Семьсот восемьдесят седьмой год отметился в жизни моей двумя неизгладимыми чертами. Седьмого генваря постигло меня великое горе: родитель, оставя меня круглым сиротою, скончался па седьмом десятке жития своего. К тому времени исполнилось мне двадцать четыре года. Я было собирался просить отставки для устроения дел домашних, но, видно, судьбе не того хотелось. Воротясь с сорокоуста по батюшке, нашел я у себя на столе приказ: сопровождать мне с прочими Императрицу при путешествии Ее Величества в южные губернии.

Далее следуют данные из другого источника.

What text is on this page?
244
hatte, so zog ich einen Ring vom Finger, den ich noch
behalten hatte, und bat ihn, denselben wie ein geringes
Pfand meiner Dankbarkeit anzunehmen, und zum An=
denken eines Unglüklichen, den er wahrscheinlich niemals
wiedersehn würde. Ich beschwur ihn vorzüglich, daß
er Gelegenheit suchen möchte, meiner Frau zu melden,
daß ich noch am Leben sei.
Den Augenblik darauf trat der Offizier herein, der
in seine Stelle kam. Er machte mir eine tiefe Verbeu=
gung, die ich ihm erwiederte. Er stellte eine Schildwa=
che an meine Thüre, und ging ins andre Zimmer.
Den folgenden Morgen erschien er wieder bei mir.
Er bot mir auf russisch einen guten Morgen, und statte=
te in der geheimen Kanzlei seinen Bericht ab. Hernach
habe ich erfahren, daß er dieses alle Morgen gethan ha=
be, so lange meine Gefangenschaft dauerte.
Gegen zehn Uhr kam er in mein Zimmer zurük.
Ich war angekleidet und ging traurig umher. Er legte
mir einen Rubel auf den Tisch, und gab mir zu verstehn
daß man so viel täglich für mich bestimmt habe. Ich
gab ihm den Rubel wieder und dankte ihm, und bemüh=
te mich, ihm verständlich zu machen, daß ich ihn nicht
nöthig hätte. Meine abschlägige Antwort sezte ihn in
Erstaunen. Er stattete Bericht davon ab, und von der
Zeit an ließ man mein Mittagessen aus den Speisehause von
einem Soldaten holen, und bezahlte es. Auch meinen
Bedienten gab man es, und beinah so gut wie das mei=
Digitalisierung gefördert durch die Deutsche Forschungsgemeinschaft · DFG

Теперь долгом считаю, отступая, изъяснить, какая другая черта в моей памяти тот год запечатлела. Как гвардии офицер имел я выезд ко всем придворным балам. Сии достопамятные увеселения открывались всегда в присутствии самой Императрицы. В одеянии не пышном, но величавом, в сопровождении некоторых вельмож, изволила Она созерцать пляшущих с особого возвышения. Пред Ней проходили польский и минует. Когда же Государыня, довольно обозрев гостей, царственною своею поступью удалялась в апартаменты, тогда начинались и прочие все танцы. Не имея большой охоты к сему пустому занятию, любил я следить из-за колонны прохождение прекрасных дам. Между ними приметил я одну, которой взор оказался для меня пагубней Купидоновой стрелы. То была фрейлина Императрицы, девица Чибисова. Невысокого росту, с гибким станом соединяла она стройность легкой походки. Пышные волосы, быв напудрены и оттого белы, как снег, вздымались над челом подобно замерзшему водопаду. Всего же прелестнее были черные пристальные очи под тонкими бровями и розовые уста, осененные лукавой мушкой. Будучи от природы нрава скромного, я долго не отважился пройти с нею польский и, только насилу преодолев себя, решился. Когда легкая ручка ее легла на мою перчатку, я как бы остался без чувств и голосу, ибо, обойдя полный круг, не имел, о чем сказать. Так в молчании свершили мы танец, хотя красавица не однажды благосклонно взметывала на меня черные взоры.